W0013TO: The Pyramids of Group A and Group B The most prominent area of Teotenango is the eastern flank which overlooks the Valley to the mountain in the background. This area is comprised of two plazas, Group A (to the left in fig. W0013TO) and Group B (to the right in fig. W0013TO). It is no accident that the largest temple bases at Teotenango stand on the eastern edge of the complex and look straight out to the mountain ranges behind which the sun arose each morning and the stars rose each night. The craggy mountainous horizon produced natural points to mark celestial observations, and from Structure 1A four peaks in the distant mountain range produced natural markers for ritual calendar events. The structures here also reveal a lot about Teotenango’s history and influences.

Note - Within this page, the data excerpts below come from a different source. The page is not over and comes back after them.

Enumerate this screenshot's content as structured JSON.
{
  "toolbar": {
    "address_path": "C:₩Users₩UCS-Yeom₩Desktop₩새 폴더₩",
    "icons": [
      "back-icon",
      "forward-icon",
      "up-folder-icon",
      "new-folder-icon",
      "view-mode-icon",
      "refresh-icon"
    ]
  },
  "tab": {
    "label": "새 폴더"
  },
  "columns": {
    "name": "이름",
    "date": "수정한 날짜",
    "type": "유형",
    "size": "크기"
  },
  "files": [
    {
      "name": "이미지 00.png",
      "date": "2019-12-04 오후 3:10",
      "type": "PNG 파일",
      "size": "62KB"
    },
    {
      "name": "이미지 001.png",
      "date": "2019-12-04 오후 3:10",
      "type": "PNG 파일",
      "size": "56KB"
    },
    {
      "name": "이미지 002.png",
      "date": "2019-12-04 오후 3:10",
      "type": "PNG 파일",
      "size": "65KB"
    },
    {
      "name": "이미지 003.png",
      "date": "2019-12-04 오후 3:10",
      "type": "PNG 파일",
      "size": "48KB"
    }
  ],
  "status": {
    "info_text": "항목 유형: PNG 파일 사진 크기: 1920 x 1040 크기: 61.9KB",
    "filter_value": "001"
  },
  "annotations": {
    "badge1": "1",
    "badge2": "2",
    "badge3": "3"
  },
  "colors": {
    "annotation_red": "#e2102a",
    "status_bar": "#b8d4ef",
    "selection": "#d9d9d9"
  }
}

Group A has clear influences from Teotihuacan with a “Talud-Tablero” style stepped pyramid and boundary wall. The “Talud-Tablero” style uses four elements in its construction: a sloped wall, a protruding cornice, a vertical wall, and a horizontal surface. Each tier of the pyramid repeats these four elements to produce a very distinctive style that is attributed to Teotihuacan. The style is also evident in the walls that rise out of Plaza A t to the south and west. Group A is the lowest level of the site and is also where the entrance to the site is located, so it makes sense that this is the earliest construction level. Therefore, it appears that the initial construction of Teotenango’s main ceremonial centre was influenced by Teotihuacan.
Structure 1B (the tall structure in the centre of fig. W0013TO) is similarly constructed to the 1A, but with only three elements: a sloped wall, vertical wall and a horizontal surface. This style is more typical of Xochicalco, a huge trading city located 30 miles south-west of Teotenango, which was founded shortly before work on the Cerro Tetepetl at Teotenango was started and at around the same time the town was built on the valley floor. Curiously, Structure 3B (the long flat structure to the left of 1B in fig. W0013TO) is built with the Talud-Tablero styling of Structure 1A, which suggests it was built at the same time as 1A and was the first structure in Group B. It is also thought that Structure 3B was the base of a palatial structure rather than a temple. Structures 1A and 1B would both have been topped with temples constructed from degradable materials, such as timber and mud brick.